Ornish's program, conducted out of the University of California, San Francisco, is a highly demanding regimen that entails a near-vegetarian diet, regular exercise, meditation, stretching and yoga, and weekly social support groups. His recommended diet reduces fat intake to 10% of total calories and cholesterol to 5 mg a day. It's not an easy road for the patients in his program, but the 28 candidates in his study that succeeded in following it showed a lowering of blood cholesterol levels and dramatic improvement in their coronary arteries. Giving up burgers for bulghar may not be to the liking of most Americans, but according to Ornish, the traditional recommendations for preventing heart disease are insufficient to stop the disease.

That is where some doctors disagree. Dr. Hellerstein's program is less rigorous in its modifications, but based on his own research and the results of other major research projects, just as effective in reducting and reversing the blockages that cause coronary artery disease. His seven-step program relies entirely on sensible lifestyle changes that people can easily make--and live with. Suitable for patients recovering from bypass surgery or angioplasty as well as the millions who want to protect themselves against the nation's number one killer, Hellerstein's system has clinically demonstrated significant improvement in subjects in only six weeks.

A noted professor of cardiology at Case Western Reserve Medical School in Cleveland and co-director of the federally funded National Exercise and Heart Disease Project, Hellerstein altered the lifestyle habits of hundreds of young men with heart disease, most of whom had hearts that tested 20 years older than their age.

According to Perry, former executive editor of American Health magazine, "Dr. Hellerstein changed the same lifestyle factors as those in the Ornish study. He put them on low cholesterol diets, defatted them, exercised them, de-stressed them and of course, stopped their tobacco habits. The differences, however, are interesting. Dr. Hellerstein took the realistic approach to lifestyle changes outlined in our book. He found that by making a number of small changes, heart patients could accomplish enormous results."

What are the differences between the two programs?
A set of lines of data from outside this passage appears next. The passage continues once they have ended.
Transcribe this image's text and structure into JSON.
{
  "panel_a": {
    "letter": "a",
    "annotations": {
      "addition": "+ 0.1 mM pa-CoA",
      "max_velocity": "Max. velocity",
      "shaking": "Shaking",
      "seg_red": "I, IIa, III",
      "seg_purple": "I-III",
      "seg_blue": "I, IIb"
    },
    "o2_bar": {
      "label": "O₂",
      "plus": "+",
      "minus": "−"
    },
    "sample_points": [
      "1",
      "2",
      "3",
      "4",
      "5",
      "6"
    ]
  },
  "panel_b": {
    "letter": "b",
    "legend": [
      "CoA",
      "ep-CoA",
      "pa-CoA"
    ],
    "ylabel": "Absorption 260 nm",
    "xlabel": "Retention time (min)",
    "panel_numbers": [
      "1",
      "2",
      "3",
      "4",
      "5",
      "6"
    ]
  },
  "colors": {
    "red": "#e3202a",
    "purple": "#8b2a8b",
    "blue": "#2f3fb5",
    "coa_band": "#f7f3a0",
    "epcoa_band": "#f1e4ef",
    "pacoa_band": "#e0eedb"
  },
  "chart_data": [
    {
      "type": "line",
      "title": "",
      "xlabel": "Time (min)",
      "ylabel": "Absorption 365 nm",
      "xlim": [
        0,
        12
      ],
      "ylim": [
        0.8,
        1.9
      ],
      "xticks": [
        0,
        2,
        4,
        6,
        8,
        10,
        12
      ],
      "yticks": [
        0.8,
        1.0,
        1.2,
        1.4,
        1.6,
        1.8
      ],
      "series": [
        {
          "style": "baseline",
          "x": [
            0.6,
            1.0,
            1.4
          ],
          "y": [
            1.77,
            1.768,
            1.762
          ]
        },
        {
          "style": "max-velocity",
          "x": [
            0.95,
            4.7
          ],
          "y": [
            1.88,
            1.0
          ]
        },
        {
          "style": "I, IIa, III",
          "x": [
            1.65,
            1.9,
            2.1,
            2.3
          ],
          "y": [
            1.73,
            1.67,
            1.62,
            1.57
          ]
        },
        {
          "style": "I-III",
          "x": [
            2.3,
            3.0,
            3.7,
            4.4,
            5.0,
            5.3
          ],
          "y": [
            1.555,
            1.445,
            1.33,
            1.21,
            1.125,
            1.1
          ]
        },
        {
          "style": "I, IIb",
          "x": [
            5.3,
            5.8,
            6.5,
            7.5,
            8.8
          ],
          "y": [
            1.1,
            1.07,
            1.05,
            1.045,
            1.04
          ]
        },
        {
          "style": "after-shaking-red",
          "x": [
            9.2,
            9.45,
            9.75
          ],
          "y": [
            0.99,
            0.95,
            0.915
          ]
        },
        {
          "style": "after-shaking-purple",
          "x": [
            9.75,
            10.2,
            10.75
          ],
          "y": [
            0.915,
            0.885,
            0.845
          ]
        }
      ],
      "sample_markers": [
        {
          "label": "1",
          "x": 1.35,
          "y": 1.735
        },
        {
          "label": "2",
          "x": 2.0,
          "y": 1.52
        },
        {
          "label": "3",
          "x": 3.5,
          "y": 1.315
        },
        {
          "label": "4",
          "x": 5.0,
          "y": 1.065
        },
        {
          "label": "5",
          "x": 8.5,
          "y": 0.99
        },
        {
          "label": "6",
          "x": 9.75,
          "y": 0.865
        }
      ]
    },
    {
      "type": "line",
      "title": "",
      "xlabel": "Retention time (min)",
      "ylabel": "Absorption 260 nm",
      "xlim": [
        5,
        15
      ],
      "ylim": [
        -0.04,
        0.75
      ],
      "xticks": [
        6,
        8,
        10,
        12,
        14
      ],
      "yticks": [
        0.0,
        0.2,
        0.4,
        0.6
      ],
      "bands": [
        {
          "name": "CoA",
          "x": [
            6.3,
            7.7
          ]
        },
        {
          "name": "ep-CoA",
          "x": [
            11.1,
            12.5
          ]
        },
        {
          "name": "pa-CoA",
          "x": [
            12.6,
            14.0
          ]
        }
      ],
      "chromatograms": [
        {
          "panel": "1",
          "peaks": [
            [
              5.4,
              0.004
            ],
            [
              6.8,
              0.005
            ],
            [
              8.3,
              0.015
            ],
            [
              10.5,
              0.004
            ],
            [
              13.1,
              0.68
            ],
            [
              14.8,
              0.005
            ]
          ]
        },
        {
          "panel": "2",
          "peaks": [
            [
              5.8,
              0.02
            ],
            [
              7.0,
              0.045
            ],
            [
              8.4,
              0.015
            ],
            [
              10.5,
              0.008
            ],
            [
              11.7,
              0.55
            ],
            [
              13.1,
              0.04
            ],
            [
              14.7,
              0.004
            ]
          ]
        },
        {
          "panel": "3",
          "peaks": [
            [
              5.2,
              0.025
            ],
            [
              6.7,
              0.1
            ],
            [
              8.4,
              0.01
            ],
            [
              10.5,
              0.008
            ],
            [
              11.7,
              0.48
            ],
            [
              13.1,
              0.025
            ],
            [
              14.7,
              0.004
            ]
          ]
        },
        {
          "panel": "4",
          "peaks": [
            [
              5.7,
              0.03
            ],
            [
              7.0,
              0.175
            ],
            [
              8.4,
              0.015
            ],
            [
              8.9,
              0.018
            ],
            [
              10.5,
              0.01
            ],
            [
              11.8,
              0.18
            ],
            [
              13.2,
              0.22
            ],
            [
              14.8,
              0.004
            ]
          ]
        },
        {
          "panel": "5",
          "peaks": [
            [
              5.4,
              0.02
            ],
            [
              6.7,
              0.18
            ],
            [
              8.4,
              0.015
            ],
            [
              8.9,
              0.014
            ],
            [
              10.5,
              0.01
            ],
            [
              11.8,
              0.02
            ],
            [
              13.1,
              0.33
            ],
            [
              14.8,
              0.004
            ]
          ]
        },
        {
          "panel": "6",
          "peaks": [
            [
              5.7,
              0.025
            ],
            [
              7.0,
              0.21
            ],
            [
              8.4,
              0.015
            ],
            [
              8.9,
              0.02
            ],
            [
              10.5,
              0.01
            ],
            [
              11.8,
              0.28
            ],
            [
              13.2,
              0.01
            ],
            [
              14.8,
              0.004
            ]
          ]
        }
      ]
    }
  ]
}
* Ornish's study focused on the results of 28 individuals over the past few years. Hellerstein has successfully treated almost 1,000 patients for more than 20 years, and most of them have withstood the test of time, the most important measure of a healthy heart. * Ornish's program turns patients into meditating vegetarians. Hellerstein's includes guidelines for reducing total cholesterol to below 200 mg/dl, with a cholesterol to below 130 mg/dl, with a total cholesterol/HDL ratio of 3.5. His menu plans offer 1,500 to 2,500 calories per day, with the saturated fat content under 10% and total fat under 30% of total calories. * Ornish keeps his patient's cholesterol intake limited to 5 mg a day, a level that many consider a diet of deprivation rather than substitution. Hellerstein's cholesterol content averages 50 to 100 mg a day--well below the American Heart Association's recommendation of no more than 300 mg. * Ornish's program introduces Eastern philosophies for stress management such as meditation and yoga. Hellerstein's program looks not only at lowering stress levels through a variety of means, but also places value on raising self-esteem. He recognizes that stress affects different individuals in a myriad of ways, while fortifying your coping mechanisms will lead to feelings of greater self-control. * Ornish, 39, declares that he is the first to scientifically prove heart disease reversal. Hellerstein, 72, knows better, and gives credit to landmark studies from the 1920s to the present. (see sidebar "Mounting Evidence, The History of Reversal Research")

A multi-faceted lifestyle change is just what all the doctors call for, even though it may not be what most Americans want to face. The search continues for a magical "Roto-rooter" of the coronaries, or even a single cholesterol-lowering pill free of side effects. Asked if there is any one thing people can do that proves more effective than anything else in protecting against heart disease, Hellerstein responds, "Well, it takes more than oat bran to reverse heart disease. You've got to attend to the entire coronary constellation--all those factors that affect the health of the heart."